For the 2011 election, we are also doing the same thing.  We are now 21 political parties and we are looking at the possibility of supporting one candidate for the 2011 elections and also anticipating same in all the elections.  But up till now, we have not decided the candidate and the party.  We may come out with something similar with what happened during the APP/AD scenario where one party had the presidential candidate and the other provided both the platform and the running mate. We may end up with that.  On the other hand with the level of articulation now, we may just support one party and the candidate at the same time.

As we approach 2011, what is your advice to the electorate?

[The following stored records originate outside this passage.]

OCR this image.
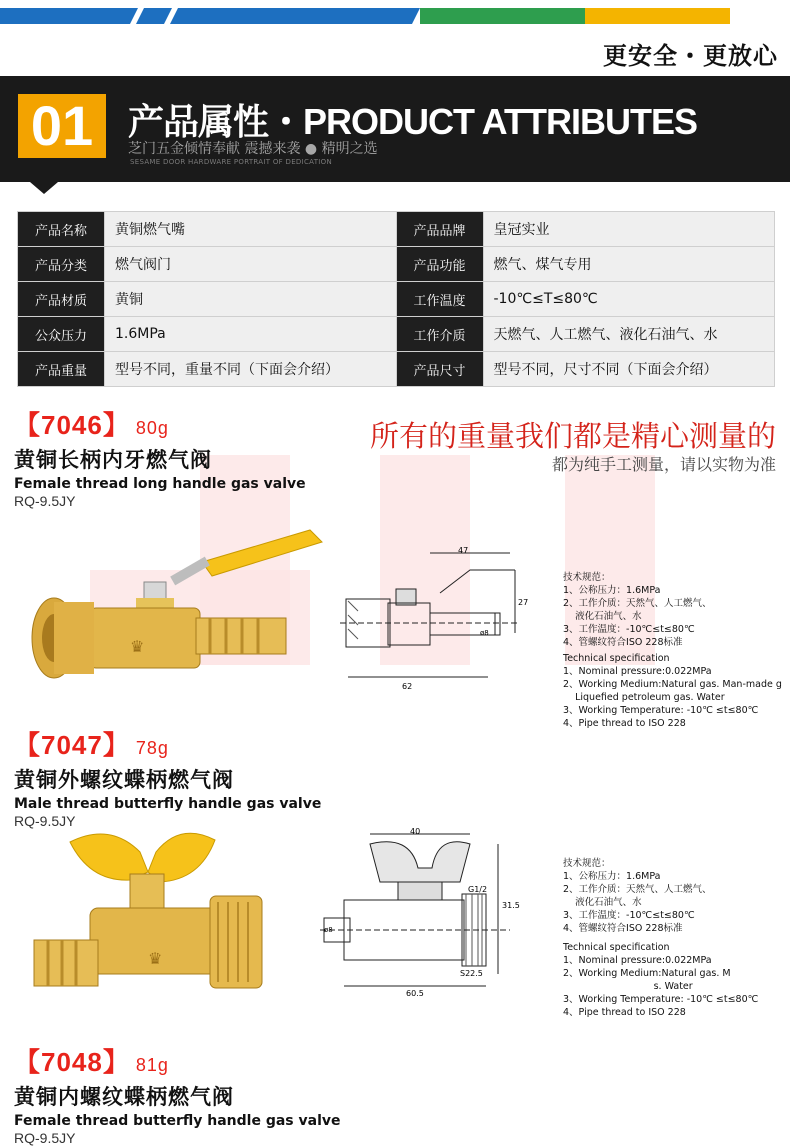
更安全・更放心
01 产品属性・PRODUCT ATTRIBUTES
芝门五金倾情奉献 震撼来袭 ● 精明之选
SESAME DOOR HARDWARE PORTRAIT OF DEDICATION
产品名称	黄铜燃气嘴	产品品牌	皇冠实业
产品分类	燃气阀门	产品功能	燃气、煤气专用
产品材质	黄铜	工作温度	-10℃≤T≤80℃
公众压力	1.6MPa	工作介质	天燃气、人工燃气、液化石油气、水
产品重量	型号不同，重量不同（下面会介绍）	产品尺寸	型号不同，尺寸不同（下面会介绍）
所有的重量我们都是精心测量的
都为纯手工测量，请以实物为准
【7046】 80g
黄铜长柄内牙燃气阀
Female thread long handle gas valve
RQ-9.5JY
♛
47
27
62
ø8

技术规范：
1、公称压力：1.6MPa
2、工作介质：天然气、人工燃气、
液化石油气、水
3、工作温度：-10℃≤t≤80℃
4、管螺纹符合ISO 228标准

Technical specification
1、Nominal pressure:0.022MPa
2、Working Medium:Natural gas. Man-made g
Liquefied petroleum gas. Water
3、Working Temperature: -10℃ ≤t≤80℃
4、Pipe thread to ISO 228

【7047】 78g
黄铜外螺纹蝶柄燃气阀
Male thread butterfly handle gas valve
RQ-9.5JY
♛
40
31.5
60.5
ø8
G1/2
S22.5

技术规范：
1、公称压力：1.6MPa
2、工作介质：天然气、人工燃气、
液化石油气、水
3、工作温度：-10℃≤t≤80℃
4、管螺纹符合ISO 228标准

Technical specification
1、Nominal pressure:0.022MPa
2、Working Medium:Natural gas. M
s. Water
3、Working Temperature: -10℃ ≤t≤80℃
4、Pipe thread to ISO 228

【7048】 81g
黄铜内螺纹蝶柄燃气阀
Female thread butterfly handle gas valve
RQ-9.5JY
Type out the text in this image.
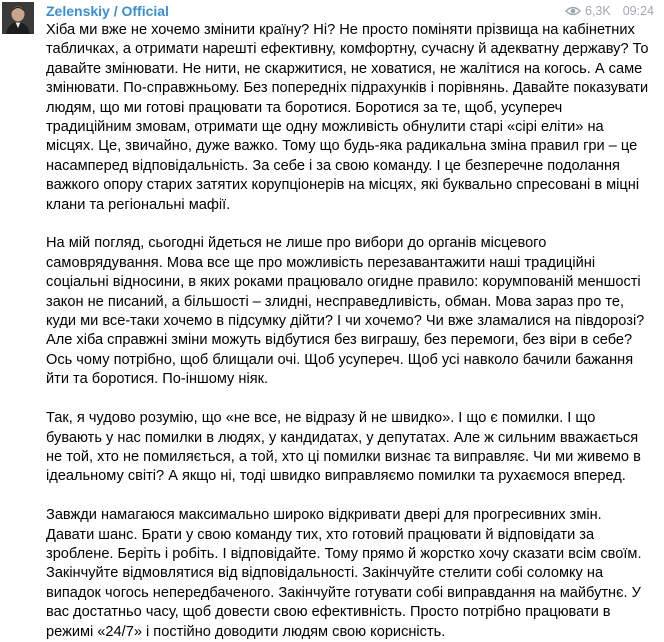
Zelenskiy / Official	6,3K 09:24

Хіба ми вже не хочемо змінити країну? Ні? Не просто поміняти прізвища на кабінетних табличках, а отримати нарешті ефективну, комфортну, сучасну й адекватну державу? То давайте змінювати. Не нити, не скаржитися, не ховатися, не жалітися на когось. А саме змінювати. По-справжньому. Без попередніх підрахунків і порівнянь. Давайте показувати людям, що ми готові працювати та боротися. Боротися за те, щоб, усупереч традиційним змовам, отримати ще одну можливість обнулити старі «сірі еліти» на місцях. Це, звичайно, дуже важко. Тому що будь-яка радикальна зміна правил гри – це насамперед відповідальність. За себе і за свою команду. І це безперечне подолання важкого опору старих затятих корупціонерів на місцях, які буквально спресовані в міцні клани та регіональні мафії.

На мій погляд, сьогодні йдеться не лише про вибори до органів місцевого самоврядування. Мова все ще про можливість перезавантажити наші традиційні соціальні відносини, в яких роками працювало огидне правило: корумпованій меншості закон не писаний, а більшості – злидні, несправедливість, обман. Мова зараз про те, куди ми все-таки хочемо в підсумку дійти? І чи хочемо? Чи вже зламалися на півдорозі? Але хіба справжні зміни можуть відбутися без виграшу, без перемоги, без віри в себе? Ось чому потрібно, щоб блищали очі. Щоб усупереч. Щоб усі навколо бачили бажання йти та боротися. По-іншому ніяк.

Так, я чудово розумію, що «не все, не відразу й не швидко». І що є помилки. І що бувають у нас помилки в людях, у кандидатах, у депутатах. Але ж сильним вважається не той, хто не помиляється, а той, хто ці помилки визнає та виправляє. Чи ми живемо в ідеальному світі? А якщо ні, тоді швидко виправляємо помилки та рухаємося вперед.

Завжди намагаюся максимально широко відкривати двері для прогресивних змін. Давати шанс. Брати у свою команду тих, хто готовий працювати й відповідати за зроблене. Беріть і робіть. І відповідайте. Тому прямо й жорстко хочу сказати всім своїм. Закінчуйте відмовлятися від відповідальності. Закінчуйте стелити собі соломку на випадок чогось непередбаченого. Закінчуйте готувати собі виправдання на майбутнє. У вас достатньо часу, щоб довести свою ефективність. Просто потрібно працювати в режимі «24/7» і постійно доводити людям свою корисність.
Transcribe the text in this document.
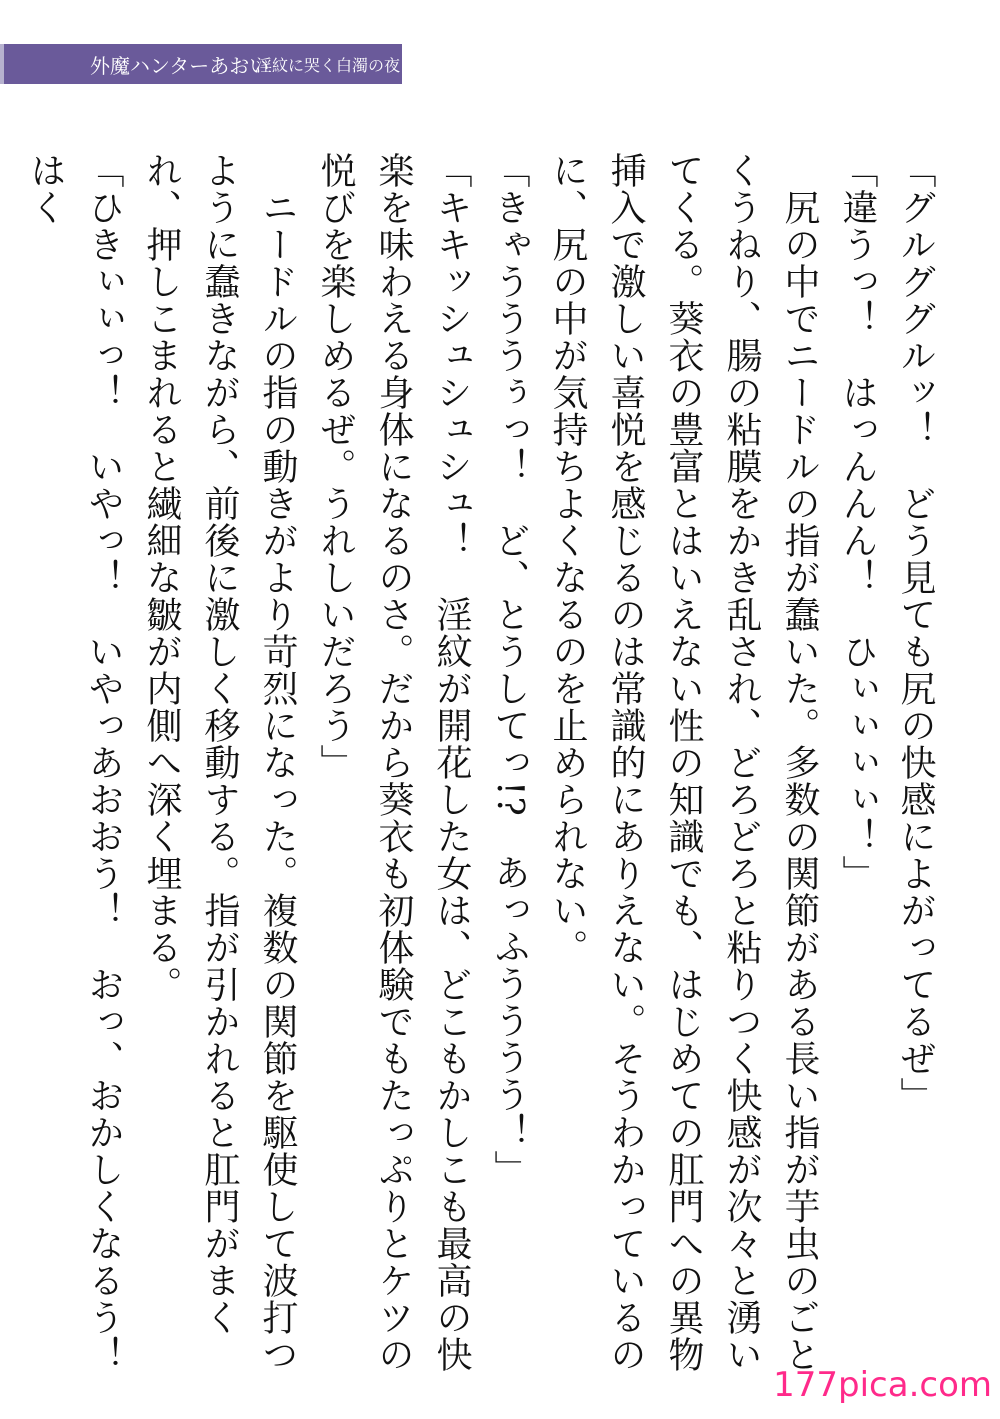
外魔ハンターあおい
淫紋に哭く白濁の夜

「グルググルッ！　どう見ても尻の快感によがってるぜ」

「違うっ！　はっんんん！　ひぃぃぃぃ！」

　尻の中でニードルの指が蠢いた。多数の関節がある長い指が芋虫のごとくうねり、腸の粘膜をかき乱され、どろどろと粘りつく快感が次々と湧いてくる。葵衣の豊富とはいえない性の知識でも、はじめての肛門への異物挿入で激しい喜悦を感じるのは常識的にありえない。そうわかっているのに、尻の中が気持ちよくなるのを止められない。

「きゃうううぅっ！　ど、とうしてっ!?　あっふうううう！」

「キキッシュシュシュ！　淫紋が開花した女は、どこもかしこも最高の快楽を味わえる身体になるのさ。だから葵衣も初体験でもたっぷりとケツの悦びを楽しめるぜ。うれしいだろう」

　ニードルの指の動きがより苛烈になった。複数の関節を駆使して波打つように蠢きながら、前後に激しく移動する。指が引かれると肛門がまくれ、押しこまれると繊細な皺が内側へ深く埋まる。

「ひきぃぃっ！　いやっ！　いやっあおおう！　おっ、おかしくなるう！　はく

177pica.com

We will get it right, but only after a revolution. I give you an example, on the May 29, 2011, Jonathan must leave the presidency because that is what the constitution says. But with the development now, we are not likely to have a credible electoral process, leading to free, fair and credible election and a legitimate government by May 29, 2011; in fact, we may not even have an elected President on May 29.  Which means one of three things would happen.  The least painful is to have an interim government or administration to take over from Jonathan; the other alternative is that the military may move in, the third is that there may be anarchy which will lead to a social revolution in Nigeria to solve some of the problems. The interim government is a problem because it cannot happen without a revolution, because under a civilian regime, you can only have it with the National Assembly enacting law on that.  And I can't see these National Assembly members legitimately do that because it would be against them.